Wednesday 30 July 2014

Beating 'Second-Best Syndrome'



You know that feeling where you're prepared and confident, walking into a job you know you will be perfect for, and you go through the interview, make what you think is a great connection and walk away thinking it's a done deal? It's a pretty familiar feeling for me now. I have plenty of natural talent and experience, I'm excellent at what I do, and I have the sort of personality that seems to fit well with most team environments.

On the flip side, the feeling that I am most familiar with from that point in my job search is disappointment. When I don't hear by the pre-agreed time, I call to check up on the progress, and this what the answer I receive boils down to; "Unfortunately, we've gone with someone with more specific experience than you."

Sometimes I want to rail and shout and scream that just because I haven't worked in their industry doesn't mean anything. I know my own value, and I know that I would be perfect. Why can't you give me a chance to prove myself?

After that I'm tempted to get despondent about my abilities. What am I doing wrong that you would hire someone else, even with that little bit more experience? Is it because I'm support and not sales? Is it because I want to give instead of receive? Is it that I don't sell myself well enough?

Finally, I call up my 'sour-grapes' attitude, telling myself that if they couldn't see my value then they didn't deserve me. Best of luck to them, they missed out on someone who would have swept them off their feet with efficiency and competency.

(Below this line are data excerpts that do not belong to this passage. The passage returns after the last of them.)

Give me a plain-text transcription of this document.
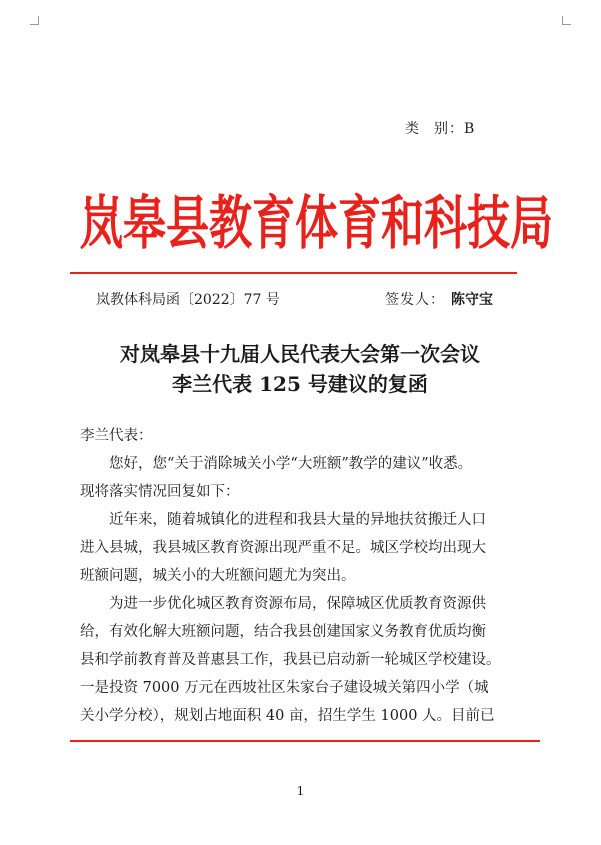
类 别：B
岚皋县教育体育和科技局
岚教体科局函〔2022〕77 号	签发人： 陈守宝
对岚皋县十九届人民代表大会第一次会议
李兰代表 125 号建议的复函
李兰代表：
您好，您“关于消除城关小学“大班额”教学的建议”收悉。
现将落实情况回复如下：
近年来，随着城镇化的进程和我县大量的异地扶贫搬迁人口
进入县城，我县城区教育资源出现严重不足。城区学校均出现大
班额问题，城关小的大班额问题尤为突出。
为进一步优化城区教育资源布局，保障城区优质教育资源供
给，有效化解大班额问题，结合我县创建国家义务教育优质均衡
县和学前教育普及普惠县工作，我县已启动新一轮城区学校建设。
一是投资 7000 万元在西坡社区朱家台子建设城关第四小学（城
关小学分校），规划占地面积 40 亩，招生学生 1000 人。目前已
1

After a lot of soul-searching, I realized the truth. It's not about me at all. Duh, you might be saying... And you'd be right. Sometimes, there are just other people out there who are better in one way or another. And since they're applying for the same jobs that I am, it makes sense that I'd miss out. It's not that I'm doing something wrong. It's not even luck. It's just part of the job-search.

So I'm picking myself up and dusting myself off. It's time to pull up my big girl socks and keep going. It's not over until it's over, and failure is not final until we admit defeat. It's time to reconnect with my internal optimist to make my career dreams come true. Having said that, it is definitely time to find other avenues to my dream career - rather than applying through job-sites and recruiters.

So I'm exploring all of my options, evaluating my key skills, my passions and what I'm looking for. My Hedgehog Plan is coming together slowly, and while creating my (extensive and super-detailed) Sumry page, I am discovering exactly what my strengths are and what makes me unique and eminently hire-able.

In summary: In order to beat 'Second-Best Syndrome', I pledge to follow and clarify my dream until it becomes a burning desire, and persist through all obstacles until I achieve my clearly defined goals.